134 granaty moździerzowe, i 10-kilogramową bombę lotniczą znaleźli w lesie w woj. mazowieckim policjanci z Centralnego Biura Śledczego Policji - poinformowało w poniedziałek CBŚP. Policjanci ustalają, kto i po co zgromadził te materiały wybuchowe.

Niewybuchy zostały zneutralizowane na poligonie przez saperów z inowrocławskiego 2. Pułku Inżynieryjnego.
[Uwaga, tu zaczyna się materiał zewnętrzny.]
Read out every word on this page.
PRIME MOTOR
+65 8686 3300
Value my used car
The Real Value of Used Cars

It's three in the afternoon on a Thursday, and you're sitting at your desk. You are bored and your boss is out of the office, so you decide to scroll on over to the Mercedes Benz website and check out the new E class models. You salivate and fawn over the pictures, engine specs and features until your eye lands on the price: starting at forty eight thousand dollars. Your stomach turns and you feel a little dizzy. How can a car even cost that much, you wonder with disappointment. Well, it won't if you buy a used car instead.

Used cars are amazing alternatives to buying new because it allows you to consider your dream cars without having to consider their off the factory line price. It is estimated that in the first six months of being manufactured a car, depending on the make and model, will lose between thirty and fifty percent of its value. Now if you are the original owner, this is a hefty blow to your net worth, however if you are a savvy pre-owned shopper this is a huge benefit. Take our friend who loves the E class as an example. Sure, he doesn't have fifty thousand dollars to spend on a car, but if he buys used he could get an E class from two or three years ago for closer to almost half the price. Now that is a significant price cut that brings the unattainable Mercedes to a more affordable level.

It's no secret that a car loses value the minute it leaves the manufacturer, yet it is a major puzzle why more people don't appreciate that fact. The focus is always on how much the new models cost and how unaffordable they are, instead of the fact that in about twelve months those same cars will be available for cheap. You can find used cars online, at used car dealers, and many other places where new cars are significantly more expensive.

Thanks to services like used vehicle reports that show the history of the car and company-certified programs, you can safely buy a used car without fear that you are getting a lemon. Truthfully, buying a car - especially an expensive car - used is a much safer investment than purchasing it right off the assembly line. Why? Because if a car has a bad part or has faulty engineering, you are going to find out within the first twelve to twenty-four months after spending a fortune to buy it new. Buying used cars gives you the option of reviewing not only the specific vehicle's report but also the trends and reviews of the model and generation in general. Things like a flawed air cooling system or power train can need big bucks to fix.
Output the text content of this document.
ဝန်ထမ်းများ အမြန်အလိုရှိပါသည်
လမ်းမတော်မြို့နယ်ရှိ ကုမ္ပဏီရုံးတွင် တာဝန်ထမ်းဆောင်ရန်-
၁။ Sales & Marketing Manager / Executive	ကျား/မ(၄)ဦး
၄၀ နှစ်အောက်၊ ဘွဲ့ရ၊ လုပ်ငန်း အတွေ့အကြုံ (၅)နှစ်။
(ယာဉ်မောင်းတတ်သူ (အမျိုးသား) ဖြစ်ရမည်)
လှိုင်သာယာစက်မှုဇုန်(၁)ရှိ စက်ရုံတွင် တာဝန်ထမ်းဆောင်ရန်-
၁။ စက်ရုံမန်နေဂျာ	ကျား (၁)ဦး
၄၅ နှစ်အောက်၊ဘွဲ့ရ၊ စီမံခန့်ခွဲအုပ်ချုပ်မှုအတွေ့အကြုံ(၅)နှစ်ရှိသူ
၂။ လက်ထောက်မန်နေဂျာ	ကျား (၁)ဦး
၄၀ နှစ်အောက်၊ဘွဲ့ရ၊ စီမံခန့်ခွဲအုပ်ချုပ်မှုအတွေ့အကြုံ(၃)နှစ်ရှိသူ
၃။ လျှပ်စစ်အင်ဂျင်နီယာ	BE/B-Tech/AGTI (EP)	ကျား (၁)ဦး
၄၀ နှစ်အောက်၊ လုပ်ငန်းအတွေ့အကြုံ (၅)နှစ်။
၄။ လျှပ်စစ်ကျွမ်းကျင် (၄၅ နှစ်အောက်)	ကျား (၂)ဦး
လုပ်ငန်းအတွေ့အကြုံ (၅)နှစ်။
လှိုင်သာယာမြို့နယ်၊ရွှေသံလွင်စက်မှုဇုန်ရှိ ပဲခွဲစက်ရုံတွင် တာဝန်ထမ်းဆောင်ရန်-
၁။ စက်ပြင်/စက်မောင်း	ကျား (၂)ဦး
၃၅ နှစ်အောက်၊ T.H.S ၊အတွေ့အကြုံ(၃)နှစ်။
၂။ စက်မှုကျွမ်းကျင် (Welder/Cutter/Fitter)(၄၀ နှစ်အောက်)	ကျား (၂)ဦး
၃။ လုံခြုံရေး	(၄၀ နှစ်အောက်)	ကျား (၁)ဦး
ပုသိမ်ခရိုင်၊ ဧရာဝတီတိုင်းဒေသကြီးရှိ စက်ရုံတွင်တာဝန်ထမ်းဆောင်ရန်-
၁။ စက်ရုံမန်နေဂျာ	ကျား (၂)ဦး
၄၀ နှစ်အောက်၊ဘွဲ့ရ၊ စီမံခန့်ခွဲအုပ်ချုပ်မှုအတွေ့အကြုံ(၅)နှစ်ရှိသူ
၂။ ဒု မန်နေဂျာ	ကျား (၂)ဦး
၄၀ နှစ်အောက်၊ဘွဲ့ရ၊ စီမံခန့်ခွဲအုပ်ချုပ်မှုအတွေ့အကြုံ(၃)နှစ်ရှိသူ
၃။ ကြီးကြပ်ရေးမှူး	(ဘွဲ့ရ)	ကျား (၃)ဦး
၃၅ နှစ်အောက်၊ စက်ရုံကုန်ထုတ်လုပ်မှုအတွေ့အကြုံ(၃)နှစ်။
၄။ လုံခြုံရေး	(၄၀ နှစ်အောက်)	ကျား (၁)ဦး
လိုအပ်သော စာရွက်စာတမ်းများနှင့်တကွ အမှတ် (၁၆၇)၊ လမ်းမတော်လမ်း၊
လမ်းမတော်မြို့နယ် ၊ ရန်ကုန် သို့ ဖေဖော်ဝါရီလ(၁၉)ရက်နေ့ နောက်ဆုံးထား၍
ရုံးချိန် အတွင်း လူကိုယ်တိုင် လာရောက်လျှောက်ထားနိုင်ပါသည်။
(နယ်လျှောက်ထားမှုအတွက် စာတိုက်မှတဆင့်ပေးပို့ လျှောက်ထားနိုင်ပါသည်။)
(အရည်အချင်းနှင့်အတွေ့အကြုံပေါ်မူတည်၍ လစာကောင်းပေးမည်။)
Arsenał pochodził z czasów II wojny światowej.

Zgromadzone materiały wybuchowe ważące łącznie niemal 100 kg znaleźli policjanci z Centralnego Biura Śledczego Policji zajmujący się zwalczaniem aktów terroru w jednym z kompleksów leśnych na terenie powiatu makowskiego (woj. mazowieckie). Śledczy wyjaśniają, czy mogły być one wykorzystywane w celach przestępczych.

"Przypominamy, że wyrabianie, gromadzenie i posiadanie materiałów wybuchowych zagrożone jest karą do 8 lat pozbawienia wolności" - poinformowało CBŚP.

Jak podkreśla CBŚP, tego typu materiały stanowią ogromne zagrożenie dla osób, które w tym rejonie mogły znaleźć się zupełnie przypadkowo.